Transmit switch failure is not uncommon.  Try using the other pilot’s headset reaching across to use that Tx button.
Wrong frequency selected – 2 reports.
Complete electrical failure.
EFIS Altimeter Malfunction.  One report states that the autopilot upper modes disengaged and would not reset.  The autopilot was disconnected then re-engaged successfully.  Meanwhile the altimeter pressure setting reverted from 1013 to the previously set QNH.  If the cause of the AP failure was a temporary loss of electrical power, could this cause the altimeter pressure setting to revert?
Wake turbulence (2).  In both cases under IFR this caused a rapid rolling movement although correct separation had been applied.  In one case the traffic concerned was thought to be 1,300ft above and a few miles laterally. The heavy aircraft types concerned were not mentioned.
Altimetry (5).  Two aircraft climbing to a FL had not set standard 1013 on the altimeter.  Two aircraft departed with the wrong QNH set.
NOTAM (3).  Occasions of misreading of NOTAMS might be reduced if providers applied a filter applicable to the route and aircraft type entered.  If the pilot is flying a PA28 from EGHH-EGLK they don’t need to know about overflying the ME or airline cabin procedures.  If using Sky Demon it is important to set the correct date and time, failing to do so has led to danger area and RAT infringements.
Six Aircraft in the circuit and joining.  This at a busy GA airfield adjacent to and underneath CAS.  Seems rather a lot!
Crossing ATZs.  It is legal to cross an ATZ if the pilot notifies this intention before entering the ATZ and again when clear of it, but because something is legal does not mean it is safe or advisable.  The A/G operator or FISO are not authorised to issue clearances, in many cases cannot see large parts of the circuit and have no radar.  It is reasonable to assume that in good weather any GA airfield is going to be pretty busy.  Military airfields may be closed at weekends, but it is wise to assume the ATZ is permanently active; they often have gliding or light aircraft activities.  RAF Ternhill is one such aerodrome.  It has been reported several times that due to frequency congestion the joining or transiting aircraft could not announce their intention.  If in transit it may be better to avoid the ATZ laterally, if joining do not enter the ATZ until radio traffic permits.
Collecting Aircraft from Maintenance.  This topic came up at a local safety meeting and one report refers in the January listings.  When collecting an aircraft from another airfield after heavy maintenance it may very probably not be ready to fly, it is parked somewhere inconvenient, or the paperwork has not been completed and it may require refuelling.  It is almost certain that departure will not occur at the planned time, so allow plenty for the flight back to base.  If engineers are working, it’s better for the pilot to check paperwork in an office or relax somewhere with a cup of tea, hovering nearby puts the engineers under pressure and that is how mistakes occur.  The pre-flight checks will take longer than usual; this is the time when something will be different or not set as it normally is.  Is all the equipment you expect to be on board where you expect it to be and stowed?  Where is the tow bar? In a retractable, are the gear pins in?  In a fixed wing, check the trim tab(s) for full movement in the correct sense; fatal accidents have resulted from the tab being connected the wrong way round.  It’s very unwise to plan this flight when working against a time limit such as airfield closure, sunset or a commercial flight following.  For the flight itself, failures or faults are more probable by a factor of several times; I cannot list how many faults and failures have occurred after heavy maintenance, many of them serious.  Good flying conditions are required.  The report in this case was a helicopter that had a gearbox oil pressure warning several minutes after departure; wisely the pilots returned to land.
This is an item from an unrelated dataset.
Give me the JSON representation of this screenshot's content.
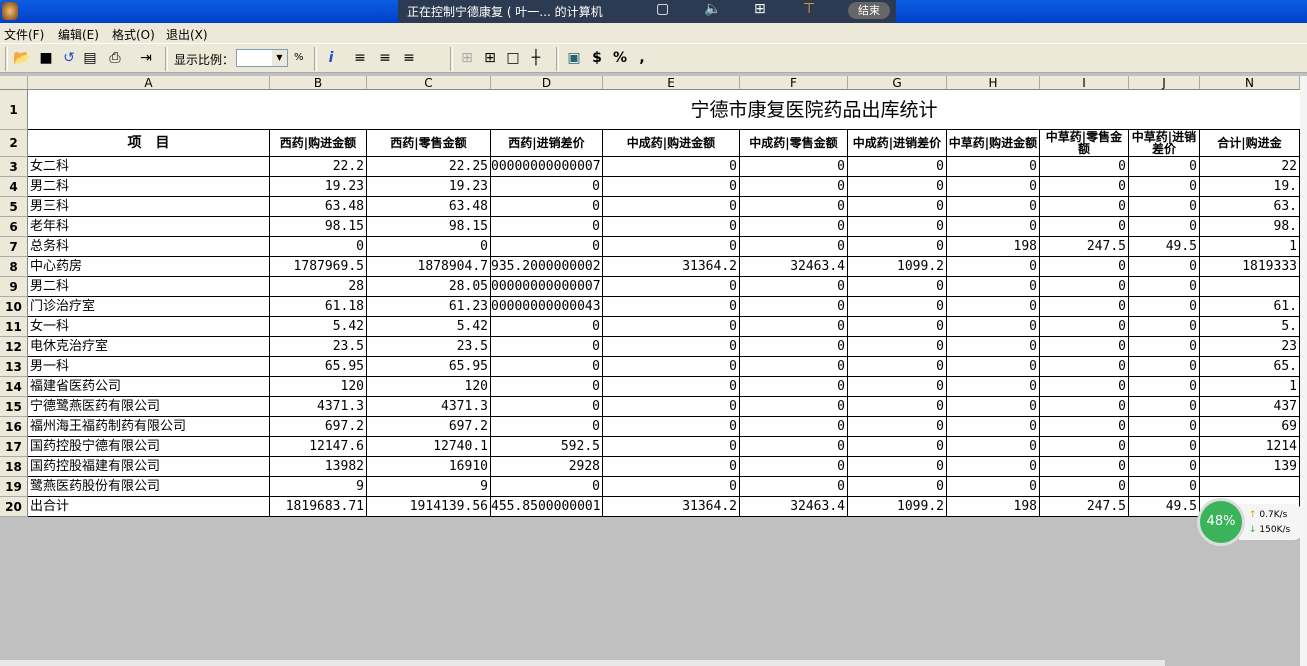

An Unusual Comment.  A light twin departed and after a few minutes had to shut down the right engine for obviously genuine reasons.  The return to land was safe and uneventful, having been handled professionally by the pilots, ATC and the RFFS.  The ATC report included the sentence: “The PA34 is able to maintain flight on one engine such that any accident would likely have been minor”.  Remember Kegworth?
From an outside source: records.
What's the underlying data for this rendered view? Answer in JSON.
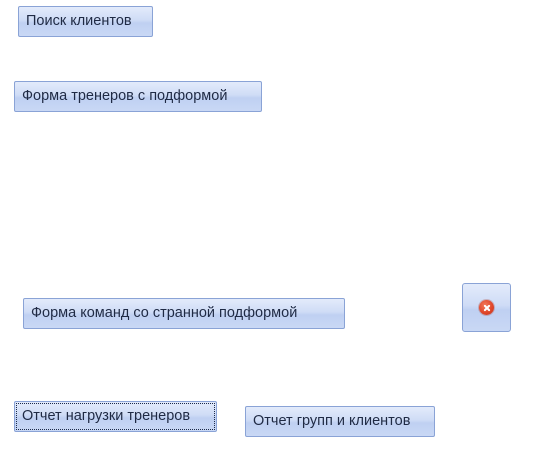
{
  "form": {
    "buttons": {
      "client_search": "Поиск клиентов",
      "trainers_form": "Форма тренеров с подформой",
      "teams_form": "Форма команд со странной подформой",
      "trainers_load_report": "Отчет нагрузки тренеров",
      "groups_clients_report": "Отчет групп и клиентов",
      "close_icon": "close-icon"
    },
    "colors": {
      "button_border": "#8aa3d6",
      "button_fill": "#cfdcf6",
      "button_text": "#1f2a44",
      "close_icon": "#e0462a"
    }
  }
}
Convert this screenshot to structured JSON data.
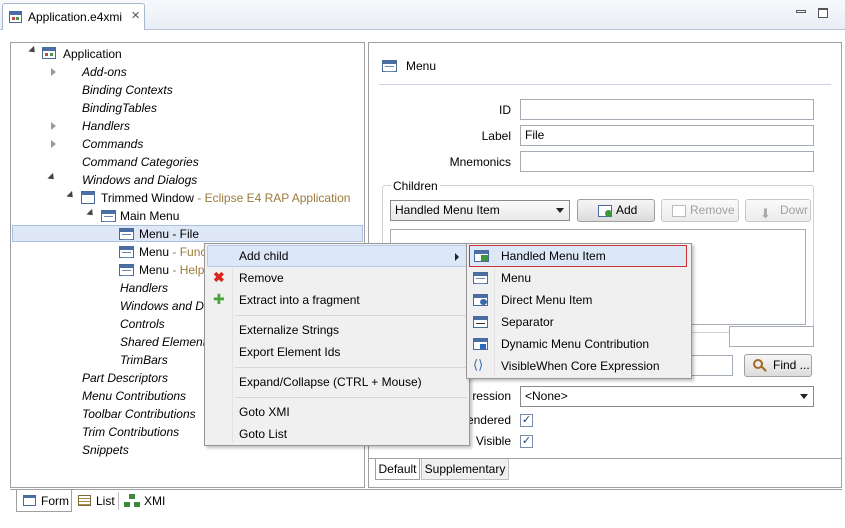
{
  "editor": {
    "tab_title": "Application.e4xmi",
    "tab_close_icon": "close-icon",
    "minimize_icon": "minimize-icon",
    "maximize_icon": "maximize-icon"
  },
  "tree": {
    "root": "Application",
    "items": [
      {
        "label": "Add-ons"
      },
      {
        "label": "Binding Contexts"
      },
      {
        "label": "BindingTables"
      },
      {
        "label": "Handlers"
      },
      {
        "label": "Commands"
      },
      {
        "label": "Command Categories"
      },
      {
        "label": "Windows and Dialogs"
      },
      {
        "label": "Trimmed Window",
        "suffix": " - Eclipse E4 RAP Application"
      },
      {
        "label": "Main Menu"
      },
      {
        "label": "Menu - File"
      },
      {
        "label": "Menu",
        "suffix": " - Func"
      },
      {
        "label": "Menu",
        "suffix": " - Help"
      },
      {
        "label": "Handlers"
      },
      {
        "label": "Windows and D"
      },
      {
        "label": "Controls"
      },
      {
        "label": "Shared Elements"
      },
      {
        "label": "TrimBars"
      },
      {
        "label": "Part Descriptors"
      },
      {
        "label": "Menu Contributions"
      },
      {
        "label": "Toolbar Contributions"
      },
      {
        "label": "Trim Contributions"
      },
      {
        "label": "Snippets"
      }
    ]
  },
  "detail": {
    "title": "Menu",
    "id_label": "ID",
    "id_value": "",
    "label_label": "Label",
    "label_value": "File",
    "mnemonics_label": "Mnemonics",
    "mnemonics_value": "",
    "children_group": "Children",
    "children_type": "Handled Menu Item",
    "add_button": "Add",
    "remove_button": "Remove",
    "down_button": "Dowr",
    "find_button": "Find ...",
    "expression_label": "ression",
    "expression_value": "<None>",
    "rendered_label": "endered",
    "visible_label": "Visible",
    "rendered_checked": "✓",
    "visible_checked": "✓",
    "tab_default": "Default",
    "tab_supplementary": "Supplementary"
  },
  "context_menu": {
    "items": [
      {
        "label": "Add child",
        "has_submenu": true
      },
      {
        "label": "Remove"
      },
      {
        "label": "Extract into a fragment"
      },
      {
        "label": "Externalize Strings"
      },
      {
        "label": "Export Element Ids"
      },
      {
        "label": "Expand/Collapse (CTRL + Mouse)"
      },
      {
        "label": "Goto XMI"
      },
      {
        "label": "Goto List"
      }
    ]
  },
  "submenu": {
    "items": [
      {
        "label": "Handled Menu Item"
      },
      {
        "label": "Menu"
      },
      {
        "label": "Direct Menu Item"
      },
      {
        "label": "Separator"
      },
      {
        "label": "Dynamic Menu Contribution"
      },
      {
        "label": "VisibleWhen Core Expression"
      }
    ]
  },
  "bottom_tabs": {
    "form": "Form",
    "list": "List",
    "xmi": "XMI"
  },
  "colors": {
    "selection": "#dfe8f6",
    "accent": "#4a6ea6",
    "highlight_border": "#cc3333",
    "window_suffix": "#9c7a3a"
  }
}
Tow bars, Tie-downs, Filler caps and Gear Pins.  Earlier months contained a few reports of aircraft departing with a tow bar or concrete block attached, filler caps loose or missing, engine blank or pitot cover fitted.  An American magazine describes how a new and inexperienced owner of a vintage Cessna 170 delayed a planned flight due to weather and went for lunch with the instructor.  The pilot diligently fitted the intake blank to prevent birds nesting while they were having lunch.  After lunch, the weather had improved so they flew but failed to remove the blanks.  The engine got cooked but it did not fail.   One might suggest never getting into the aircraft to fly without at least looking at it and checking nothing is attached and the filler caps are on.  Prioritisation of risk assessment is useful; what are the chances of birds making a nest while you have lunch?  What would happen if they started to?  What are the chances of forgetting about the covers you put on?  Evidently much higher.  One common solution is to have a big red card stowed in a seat pocket out of sight and place it on the pilot seat as soon as any form of cover is fitted.

Infringements (36)

The continuous work pattern of lookout, attitude and instrument (LAI) would indicate that the flight instruments should be glanced at every few seconds.   Many altitude infringements occur because the pilot has not looked at the altimeter for much longer periods.
In one case the pilot intentionally flew at FL90 because the on-board avionic system displayed the base of an airway as FL105 when it was in fact FL75.  Acknowledging this fact, the CAA nonetheless cited the pilot’s lack of situational awareness.  Legally, any infringement is the pilot’s fault.
After departure from an airfield beneath controlled airspace, the GPS failed and the pilot attempted to reset it.  You know what happened next.  A pilot on a local flight beneath CAS adopted a different route due to weather.  While attempting to enter the new route into Sky Demon…you’ve guessed it again.  The track pointer is very useful in such situations, just turn the aircraft until it points where you want to go is probably a much easier and safer method than spending minutes head down.
One reporter correctly observed that multiple audio and visual warnings from Sky Demon just led to repeated cancelling action.  For decades since airliners were equipped with moving maps, EGPWS and TCAS, spurious warnings were very rare; I don’t recall any, which makes me wonder why a similar logic cannot be applied.
ATC unhelpful?  One reporter receiving a basic service while flying at night in a helicopter had to deal with a flickering instrument panel light.  While attempting to resolve the fault, the pilot climbed into CAS.   In the pilot’s opinion, the ATC unit was not very busy, and thought that a warning could have been given.  However, the controller could have been engaged on another task and for the minute or so that they were could have been more than enough time for an infringement to occur if they had no reason to anticipate it.  Once an infringement has occurred a MOR has to be filed.  It is all too easy to pass judgement on alternative courses of action in stressful situations from the comfort of one’s armchair, but the use of single pilot resource management might have helped here.  Perhaps a call to the controller explaining the problem might have enlisted some help.
Multiple CAS Bases.  One pilot flying a twin turboprop with inoperative autopilot eastbound to Duxford inadvertently infringed one of the bases that form part of the complex pattern of irregular and unmemorable shapes.